The experiment used electron scattering, with incoming electrons emitting virtual photons that knock protons out of nuclei. That technique is a standard and powerful way to probe the internal dynamics of nuclear matter because it can reveal how often nucleons are found in the high-momentum configurations associated with SRCs.
By pairing precise measurements with the deliberately chosen nuclear targets, the team was able to show that the old explanation was incomplete. Relative numbers still matter, but they are not the whole story.
Why this matters beyond one experiment
Nuclear physics often advances through exactly this kind of narrowing process. Broad patterns come first; then better-controlled comparisons identify the hidden variables. The importance of the new result is that it sharpens the rules for how the basic building blocks of nuclei behave under extreme proximity.

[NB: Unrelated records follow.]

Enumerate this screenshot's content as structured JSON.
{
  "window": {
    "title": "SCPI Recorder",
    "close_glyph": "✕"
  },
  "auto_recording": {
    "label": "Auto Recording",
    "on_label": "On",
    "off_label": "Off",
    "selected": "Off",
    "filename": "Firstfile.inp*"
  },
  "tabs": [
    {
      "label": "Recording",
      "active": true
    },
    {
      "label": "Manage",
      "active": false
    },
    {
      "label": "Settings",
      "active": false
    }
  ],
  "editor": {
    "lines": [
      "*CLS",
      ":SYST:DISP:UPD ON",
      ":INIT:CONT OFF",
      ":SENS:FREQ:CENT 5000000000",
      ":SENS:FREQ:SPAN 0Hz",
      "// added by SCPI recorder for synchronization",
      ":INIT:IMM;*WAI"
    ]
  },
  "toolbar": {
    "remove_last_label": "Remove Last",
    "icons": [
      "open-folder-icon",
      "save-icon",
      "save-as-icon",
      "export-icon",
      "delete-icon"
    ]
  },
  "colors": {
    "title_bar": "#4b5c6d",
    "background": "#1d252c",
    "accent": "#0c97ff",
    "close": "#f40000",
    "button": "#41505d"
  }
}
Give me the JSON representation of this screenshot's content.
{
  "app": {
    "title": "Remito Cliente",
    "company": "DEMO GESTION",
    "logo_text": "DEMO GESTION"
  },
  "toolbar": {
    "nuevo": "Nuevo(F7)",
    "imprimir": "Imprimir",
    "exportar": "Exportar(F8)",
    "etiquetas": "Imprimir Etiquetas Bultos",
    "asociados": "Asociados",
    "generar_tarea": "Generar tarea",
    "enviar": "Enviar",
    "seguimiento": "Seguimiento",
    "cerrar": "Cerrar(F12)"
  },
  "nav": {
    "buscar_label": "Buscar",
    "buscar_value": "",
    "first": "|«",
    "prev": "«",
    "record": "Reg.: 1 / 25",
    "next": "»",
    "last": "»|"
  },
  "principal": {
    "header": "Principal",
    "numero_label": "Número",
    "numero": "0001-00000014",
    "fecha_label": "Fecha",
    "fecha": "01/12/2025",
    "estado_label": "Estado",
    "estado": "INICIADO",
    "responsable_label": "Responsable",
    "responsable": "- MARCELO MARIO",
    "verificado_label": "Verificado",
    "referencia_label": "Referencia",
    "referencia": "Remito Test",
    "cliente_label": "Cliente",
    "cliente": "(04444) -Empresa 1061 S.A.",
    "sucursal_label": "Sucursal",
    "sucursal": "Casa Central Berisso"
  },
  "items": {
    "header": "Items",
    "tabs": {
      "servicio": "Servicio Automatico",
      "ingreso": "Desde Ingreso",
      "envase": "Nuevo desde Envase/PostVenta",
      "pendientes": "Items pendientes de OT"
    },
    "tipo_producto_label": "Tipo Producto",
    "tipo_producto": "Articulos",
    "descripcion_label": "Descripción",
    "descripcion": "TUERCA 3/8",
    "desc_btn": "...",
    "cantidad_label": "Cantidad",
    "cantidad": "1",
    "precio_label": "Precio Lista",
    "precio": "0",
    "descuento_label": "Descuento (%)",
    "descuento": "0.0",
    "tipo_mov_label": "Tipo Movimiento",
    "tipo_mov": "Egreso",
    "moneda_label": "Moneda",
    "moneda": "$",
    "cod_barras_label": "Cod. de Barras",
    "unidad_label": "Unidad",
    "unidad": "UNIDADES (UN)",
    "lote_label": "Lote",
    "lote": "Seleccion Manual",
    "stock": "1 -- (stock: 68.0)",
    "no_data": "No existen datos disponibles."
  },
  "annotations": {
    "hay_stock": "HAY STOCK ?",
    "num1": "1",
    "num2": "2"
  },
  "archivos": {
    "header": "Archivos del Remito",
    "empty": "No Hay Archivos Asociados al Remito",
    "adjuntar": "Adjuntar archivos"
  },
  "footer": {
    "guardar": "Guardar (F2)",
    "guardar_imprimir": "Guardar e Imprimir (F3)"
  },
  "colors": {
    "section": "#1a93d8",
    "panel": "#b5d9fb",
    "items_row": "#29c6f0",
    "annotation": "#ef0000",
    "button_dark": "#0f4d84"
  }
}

That has implications for theorists trying to build more predictive models of nuclear matter, especially in systems where shell effects and particle imbalance coexist. It also strengthens the case for using carefully selected benchmark nuclei to test questions that cannot be answered cleanly by surveying many isotopes at once.
For now, the headline finding is straightforward: proton-neutron pairing inside nuclei is governed not just by how many protons and neutrons are present, but by the quantum shell structure that organizes them. That gives physicists a more precise rulebook for one of the nucleus's most elusive behaviors.